You don't have to use emscripten or its language extensions to build C or C++ for WebAssembly. And in the other direction, emscripten's raison d'etre is unmodified C and C++, by providing the platform APIs those unmodified programs use.
.NET Core 3.0's C++/CLI support, again, is not standard C++ and never will be! It's just the same C++/CLI on a more up-to-date CLR.
As I originally pointed out, the difference between C++ and C++/CLI is that C++/CLI is not just a superset of standard C++. Things are changed or missing, not just added. You can't just take a pre-existing standard C++ program and drop it in a C++/CLI compiler because you'll hit all those differences.
(Things may have been better in the past, but the C++/CLI spec has not kept up with the C++ standard at all and so the main implementation, when asked for "C++17 and C++/CLI," just kind of shrugs and makes a mess.)

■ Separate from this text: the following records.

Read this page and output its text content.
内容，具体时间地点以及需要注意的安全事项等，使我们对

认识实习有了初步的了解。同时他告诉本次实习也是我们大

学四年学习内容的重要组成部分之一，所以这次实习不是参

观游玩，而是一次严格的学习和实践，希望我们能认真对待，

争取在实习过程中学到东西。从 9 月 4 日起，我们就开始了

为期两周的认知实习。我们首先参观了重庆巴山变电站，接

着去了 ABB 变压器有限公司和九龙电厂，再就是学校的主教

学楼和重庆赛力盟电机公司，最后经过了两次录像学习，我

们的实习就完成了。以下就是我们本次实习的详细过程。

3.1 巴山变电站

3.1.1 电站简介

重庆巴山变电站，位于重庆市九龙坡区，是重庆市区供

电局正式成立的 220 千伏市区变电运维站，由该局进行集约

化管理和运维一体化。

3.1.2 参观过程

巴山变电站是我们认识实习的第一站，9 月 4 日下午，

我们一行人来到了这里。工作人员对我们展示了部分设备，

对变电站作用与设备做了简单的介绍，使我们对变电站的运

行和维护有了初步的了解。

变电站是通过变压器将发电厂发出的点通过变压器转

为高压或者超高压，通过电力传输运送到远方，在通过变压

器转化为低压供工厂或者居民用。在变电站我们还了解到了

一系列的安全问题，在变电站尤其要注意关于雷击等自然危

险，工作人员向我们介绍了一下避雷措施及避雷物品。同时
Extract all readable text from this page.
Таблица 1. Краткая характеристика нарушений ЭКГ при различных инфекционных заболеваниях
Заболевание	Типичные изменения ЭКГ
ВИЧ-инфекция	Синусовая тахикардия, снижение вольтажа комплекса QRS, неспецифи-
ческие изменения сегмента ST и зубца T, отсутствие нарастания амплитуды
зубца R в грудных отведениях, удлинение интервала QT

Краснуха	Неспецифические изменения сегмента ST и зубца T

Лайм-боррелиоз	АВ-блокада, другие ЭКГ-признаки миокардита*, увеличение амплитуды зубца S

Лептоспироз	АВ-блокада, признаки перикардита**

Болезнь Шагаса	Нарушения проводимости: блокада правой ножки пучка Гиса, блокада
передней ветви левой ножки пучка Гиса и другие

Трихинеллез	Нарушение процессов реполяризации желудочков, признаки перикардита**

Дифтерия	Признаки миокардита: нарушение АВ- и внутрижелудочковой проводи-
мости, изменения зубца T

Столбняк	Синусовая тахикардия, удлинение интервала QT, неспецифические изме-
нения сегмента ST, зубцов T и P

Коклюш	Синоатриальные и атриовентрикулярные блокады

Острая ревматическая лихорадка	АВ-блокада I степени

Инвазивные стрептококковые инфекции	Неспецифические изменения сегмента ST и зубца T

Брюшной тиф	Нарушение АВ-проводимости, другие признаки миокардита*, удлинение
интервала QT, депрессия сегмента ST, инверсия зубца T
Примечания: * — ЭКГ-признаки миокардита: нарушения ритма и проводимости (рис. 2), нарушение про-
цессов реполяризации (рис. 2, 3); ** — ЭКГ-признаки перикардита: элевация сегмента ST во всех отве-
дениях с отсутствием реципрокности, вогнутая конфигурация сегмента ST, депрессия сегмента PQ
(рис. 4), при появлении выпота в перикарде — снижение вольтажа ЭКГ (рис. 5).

This is not true of emscripten. It does add some Javascript binding functionality, but that's no different from e.g. Linux or Windows offering their own platform APIs beyond the C++ standard library. You can just take a lot of pre-existing standard C++ programs, often including those that use platform-specific APIs, and drop it in emscripten!
.NET Core 3.0's C++/CLI support, again, is not standard C++ and never will be! It's just the same C++/CLI on a more up-to-date CLR.